Every time I report financial results from Pernod-Ricard it's the same positive story for Jameson. This time, first quarter results show volume up 10% and sales up 17%. (And, once again, it's hard to avoid the obvious implication that we are paying more for our whiskey.)
I spotted an interesting story on Daniel Westman's Tales of Treasure:
In 1763 a ship was on its way from Ireland to New Orleans, on board was 160 barrels of fine Irish whiskey. When the schooner passed by St. George Island it was caught in a hurricane and was smashed against the island. The captain and crew of the ship buried the whiskey kegs in a large pit back from the beach on the eastern end of the island.The crew never returned to dig up their cargo.

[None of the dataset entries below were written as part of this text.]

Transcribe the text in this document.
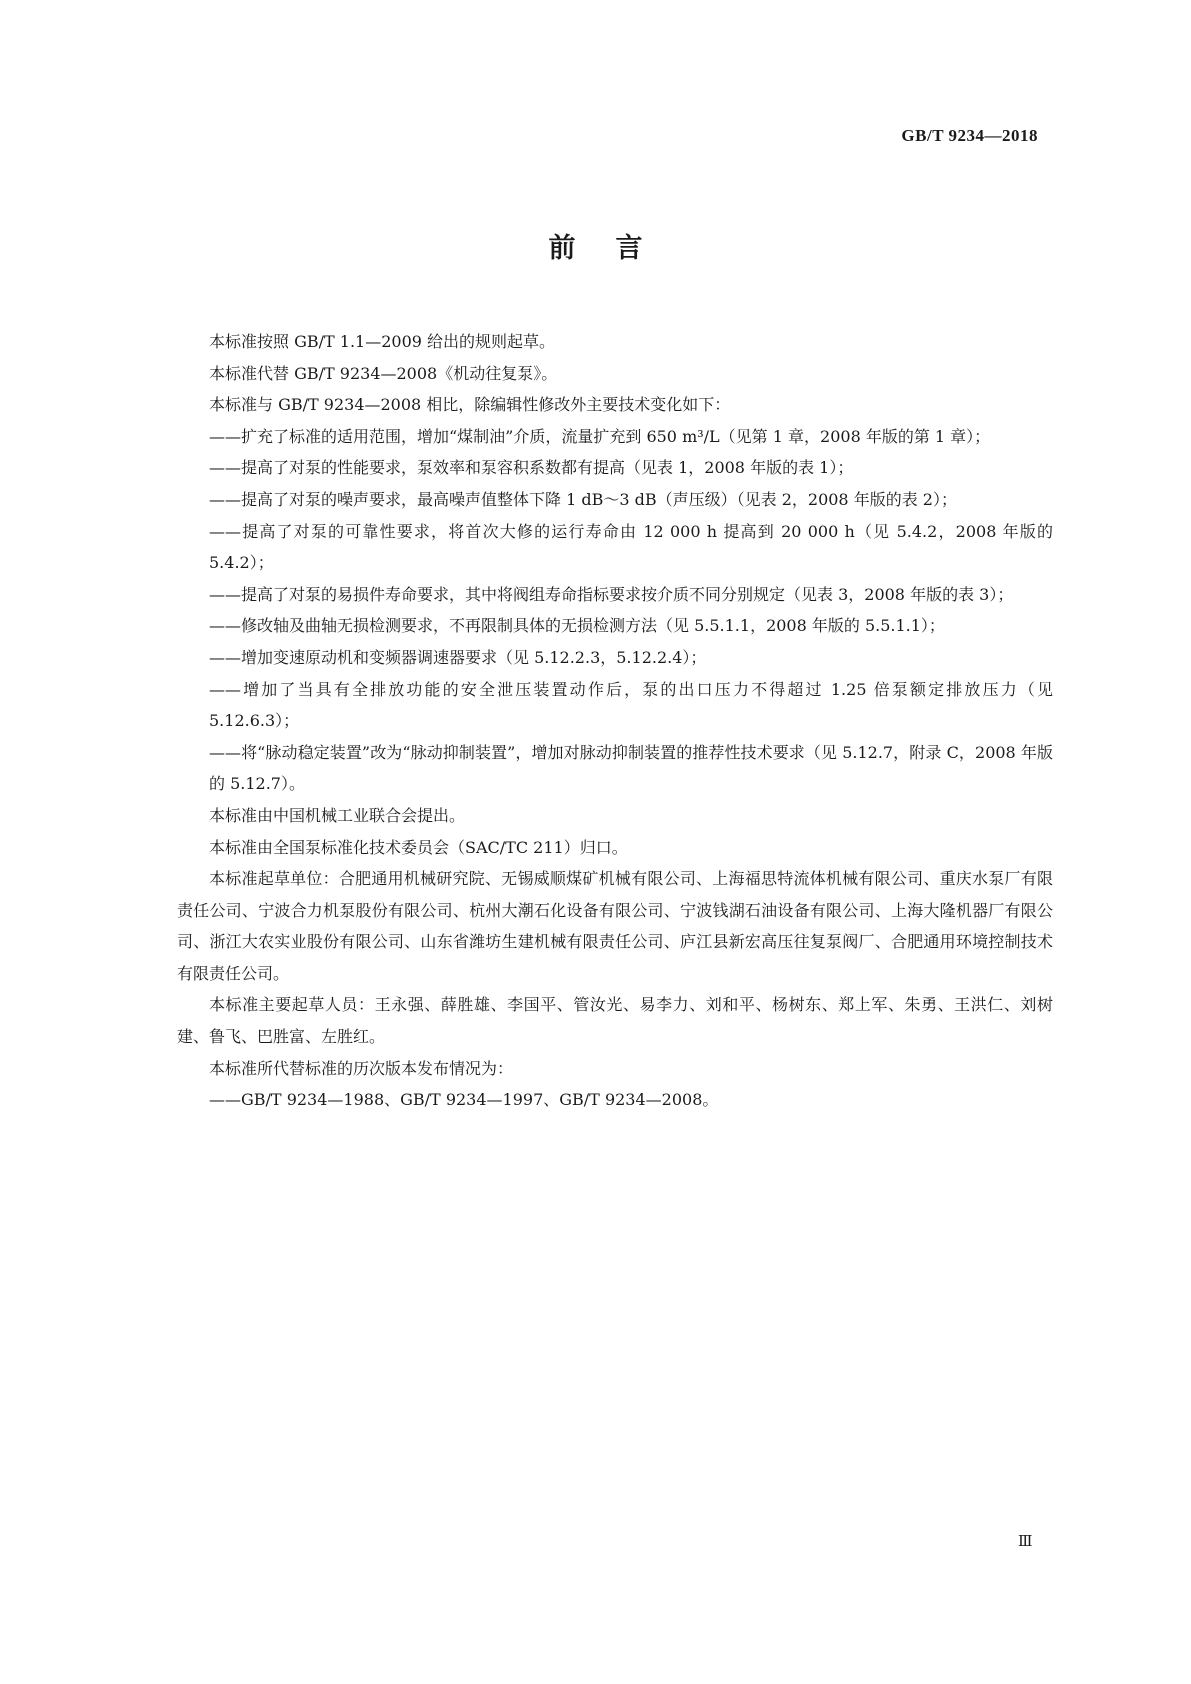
GB/T 9234—2018
前言

本标准按照 GB/T 1.1—2009 给出的规则起草。

本标准代替 GB/T 9234—2008《机动往复泵》。

本标准与 GB/T 9234—2008 相比，除编辑性修改外主要技术变化如下：

——扩充了标准的适用范围，增加“煤制油”介质，流量扩充到 650 m³/L（见第 1 章，2008 年版的第 1 章）；

——提高了对泵的性能要求，泵效率和泵容积系数都有提高（见表 1，2008 年版的表 1）；

——提高了对泵的噪声要求，最高噪声值整体下降 1 dB～3 dB（声压级）（见表 2，2008 年版的表 2）；

——提高了对泵的可靠性要求，将首次大修的运行寿命由 12 000 h 提高到 20 000 h（见 5.4.2，2008 年版的 5.4.2）；

——提高了对泵的易损件寿命要求，其中将阀组寿命指标要求按介质不同分别规定（见表 3，2008 年版的表 3）；

——修改轴及曲轴无损检测要求，不再限制具体的无损检测方法（见 5.5.1.1，2008 年版的 5.5.1.1）；

——增加变速原动机和变频器调速器要求（见 5.12.2.3，5.12.2.4）；

——增加了当具有全排放功能的安全泄压装置动作后，泵的出口压力不得超过 1.25 倍泵额定排放压力（见 5.12.6.3）；

——将“脉动稳定装置”改为“脉动抑制装置”，增加对脉动抑制装置的推荐性技术要求（见 5.12.7，附录 C，2008 年版的 5.12.7）。

本标准由中国机械工业联合会提出。

本标准由全国泵标准化技术委员会（SAC/TC 211）归口。

本标准起草单位：合肥通用机械研究院、无锡威顺煤矿机械有限公司、上海福思特流体机械有限公司、重庆水泵厂有限责任公司、宁波合力机泵股份有限公司、杭州大潮石化设备有限公司、宁波钱湖石油设备有限公司、上海大隆机器厂有限公司、浙江大农实业股份有限公司、山东省潍坊生建机械有限责任公司、庐江县新宏高压往复泵阀厂、合肥通用环境控制技术有限责任公司。

本标准主要起草人员：王永强、薛胜雄、李国平、管汝光、易李力、刘和平、杨树东、郑上军、朱勇、王洪仁、刘树建、鲁飞、巴胜富、左胜红。

本标准所代替标准的历次版本发布情况为：

——GB/T 9234—1988、GB/T 9234—1997、GB/T 9234—2008。

Ⅲ
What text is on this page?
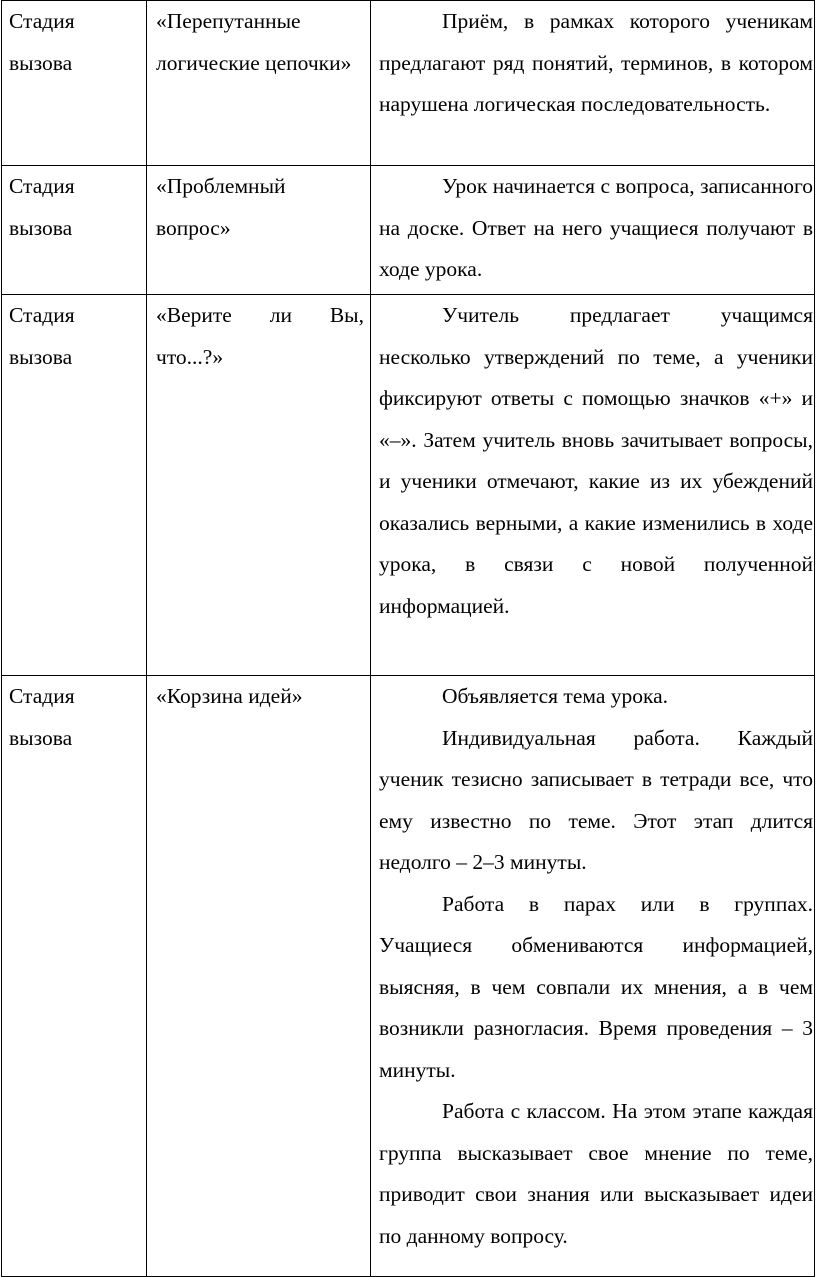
Стадия вызова	«Перепутанные логические цепочки»	Приём, в рамках которого ученикам предлагают ряд понятий, терминов, в котором нарушена логическая последовательность.

Стадия вызова	«Проблемный вопрос»	Урок начинается с вопроса, записанного на доске. Ответ на него учащиеся получают в ходе урока.

Стадия вызова	«Верите ли Вы, что...?»	Учитель предлагает учащимся несколько утверждений по теме, а ученики фиксируют ответы с помощью значков «+» и «–». Затем учитель вновь зачитывает вопросы, и ученики отмечают, какие из их убеждений оказались верными, а какие изменились в ходе урока, в связи с новой полученной информацией.

Стадия вызова	«Корзина идей»	Объявляется тема урока.

Индивидуальная работа. Каждый ученик тезисно записывает в тетради все, что ему известно по теме. Этот этап длится недолго – 2–3 минуты.

Работа в парах или в группах. Учащиеся обмениваются информацией, выясняя, в чем совпали их мнения, а в чем возникли разногласия. Время проведения – 3 минуты.

Работа с классом. На этом этапе каждая группа высказывает свое мнение по теме, приводит свои знания или высказывает идеи по данному вопросу.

It's too much to expect that the barrels have lasted intact for this length of time but I find it fascinating that this country was exporting whiskey across the Atlantic almost 250 years ago. I also wonder which distillery the spirit came from. It's too early for Bushmills or Jameson (though the Jameson distillery was already in operation when John Jameson bought it in 1780). Locke's Distillery (est. 1757) is just about possible. No doubt there are plenty of other candidates.
Mad whiskey drinkers
Gawker revealed that the audience for Mad Men, a drama set in a New York ad agency in the earl 1960s, is 47 times more likely to drink Irish whiskey than the general population. Scotch, bourbon and Canadian don't come close.
I've no idea what this means. Nor have I ever seen an episode, but I feel I might be missing out.
World's largest Irish coffee
The Buena Vista Café in San Franciso, which claims to have introduced the Irish coffee to America back in 1952, will mix up the world's largest Irish coffee on November 10th.
What also caught my eye was a line from an online article: "The Buena Vista will be releasing the first shipment of Tullamore Dew Official Buena Vista Irish Whiskey". I don't know if this is a special blend for the café or just a relabeled standard issue Dew but I'll try to find out.
There was a minor hoo-hah a few years ago when the Buena Vista started using Tullamore Dew instead of a private blend from Cooley. So it's interesting if they are returning to a proprietary bottling. Certainly their volumes justify it: they were getting through 18,720 litres of the stuff yearly back in 2006.
I've written before about Michael Foggarty's Connemara whiskey-based cocktail. It's not often you find peat in a cocktail but I've just come across another, at the Dylan Bar, in Dublin.
The "Smoked Mapletini" (€18.00) contains Connemara 12yo, apricot brandy, maple syrup and fresh oranges. The bar menu has a very decent Irish whiskey menu but it isn't cheap due to its setting within a seriously hip hotel.